Sanki şiddet çağına doğmuşuz, hayatta kalmaya çalışıyoruz.

Yaşam koşulları yetmez gibi bir de insanlarla uğraşıyoruz.

Ülkemiz bu alanda da dünyada ilk sıraya oturdu.

Türkiye'de yapılan çalışmalarda; öğrencilerin yüzde 6'sının hayatlarında en az bir kez ve yüzde 35'inin de sürekli zorbalığa uğradığı tespit edilmiş.

Tabii bu başına gelenleri anlamlandırabilmeyle ilgili.

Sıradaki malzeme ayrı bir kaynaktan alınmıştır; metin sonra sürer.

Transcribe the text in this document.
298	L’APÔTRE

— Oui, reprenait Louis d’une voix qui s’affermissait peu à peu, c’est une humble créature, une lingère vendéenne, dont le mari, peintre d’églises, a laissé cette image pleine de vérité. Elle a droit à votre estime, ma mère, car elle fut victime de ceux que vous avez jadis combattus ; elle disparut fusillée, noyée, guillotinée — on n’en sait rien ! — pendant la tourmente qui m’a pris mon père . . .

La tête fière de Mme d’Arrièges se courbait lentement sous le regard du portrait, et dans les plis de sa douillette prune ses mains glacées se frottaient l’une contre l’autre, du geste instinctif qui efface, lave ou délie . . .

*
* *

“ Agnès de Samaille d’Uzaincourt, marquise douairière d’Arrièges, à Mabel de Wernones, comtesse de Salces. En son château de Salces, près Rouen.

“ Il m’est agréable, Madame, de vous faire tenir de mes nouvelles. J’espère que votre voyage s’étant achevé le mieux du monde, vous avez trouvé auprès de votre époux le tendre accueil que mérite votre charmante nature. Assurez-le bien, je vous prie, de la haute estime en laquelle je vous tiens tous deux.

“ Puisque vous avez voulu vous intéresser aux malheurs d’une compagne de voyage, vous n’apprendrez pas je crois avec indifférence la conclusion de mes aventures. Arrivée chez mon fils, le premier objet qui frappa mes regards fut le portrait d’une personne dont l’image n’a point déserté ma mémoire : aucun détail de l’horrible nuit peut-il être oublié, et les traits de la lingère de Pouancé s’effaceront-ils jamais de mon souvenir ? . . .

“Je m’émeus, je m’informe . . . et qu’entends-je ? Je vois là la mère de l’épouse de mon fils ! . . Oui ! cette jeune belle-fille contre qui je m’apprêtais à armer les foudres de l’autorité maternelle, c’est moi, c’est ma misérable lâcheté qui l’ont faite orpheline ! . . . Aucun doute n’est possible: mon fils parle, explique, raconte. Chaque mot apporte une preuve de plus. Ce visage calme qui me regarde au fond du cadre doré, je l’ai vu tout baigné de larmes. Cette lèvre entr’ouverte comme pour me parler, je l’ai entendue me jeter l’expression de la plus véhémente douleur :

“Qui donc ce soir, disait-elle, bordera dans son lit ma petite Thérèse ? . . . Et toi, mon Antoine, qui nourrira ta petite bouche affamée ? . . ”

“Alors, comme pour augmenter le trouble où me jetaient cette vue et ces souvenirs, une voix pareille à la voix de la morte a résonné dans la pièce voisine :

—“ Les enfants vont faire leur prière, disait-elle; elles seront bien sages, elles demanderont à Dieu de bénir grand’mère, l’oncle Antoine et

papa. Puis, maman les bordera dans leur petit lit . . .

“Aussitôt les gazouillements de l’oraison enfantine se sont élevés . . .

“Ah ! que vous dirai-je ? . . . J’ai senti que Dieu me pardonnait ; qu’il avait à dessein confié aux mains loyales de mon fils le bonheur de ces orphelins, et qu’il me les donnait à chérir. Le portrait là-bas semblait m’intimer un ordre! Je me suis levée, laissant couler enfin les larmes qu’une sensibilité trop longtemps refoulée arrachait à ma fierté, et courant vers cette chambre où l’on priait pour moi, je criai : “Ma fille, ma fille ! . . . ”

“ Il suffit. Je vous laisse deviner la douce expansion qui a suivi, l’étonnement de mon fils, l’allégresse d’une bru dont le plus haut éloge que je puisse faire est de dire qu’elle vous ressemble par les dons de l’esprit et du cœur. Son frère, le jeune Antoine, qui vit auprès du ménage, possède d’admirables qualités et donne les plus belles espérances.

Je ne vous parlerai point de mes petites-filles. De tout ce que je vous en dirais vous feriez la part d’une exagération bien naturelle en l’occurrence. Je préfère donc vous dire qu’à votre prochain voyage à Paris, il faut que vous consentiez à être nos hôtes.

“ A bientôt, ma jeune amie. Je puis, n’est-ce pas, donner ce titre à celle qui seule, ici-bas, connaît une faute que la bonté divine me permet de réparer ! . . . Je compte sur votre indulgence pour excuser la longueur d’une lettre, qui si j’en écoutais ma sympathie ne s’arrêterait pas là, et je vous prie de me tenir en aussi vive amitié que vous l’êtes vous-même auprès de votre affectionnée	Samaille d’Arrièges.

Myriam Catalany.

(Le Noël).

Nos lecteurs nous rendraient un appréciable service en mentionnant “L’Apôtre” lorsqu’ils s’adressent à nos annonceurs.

Çünkü ne yazık ki toplumumuzda alaysı ifadelerin, görmezden gelmelerin, dedikodunun, küçümseyici söylemlerin savunması:

‘Şaka yaptım’ oluyor.

Sınırlar aşılıyor, küçücük yaşında zorbalıkla karşılaşan çocuklar ne yapacaklarını şaşırıyor ve psikolojik sorunlar yaygınlaşıyor.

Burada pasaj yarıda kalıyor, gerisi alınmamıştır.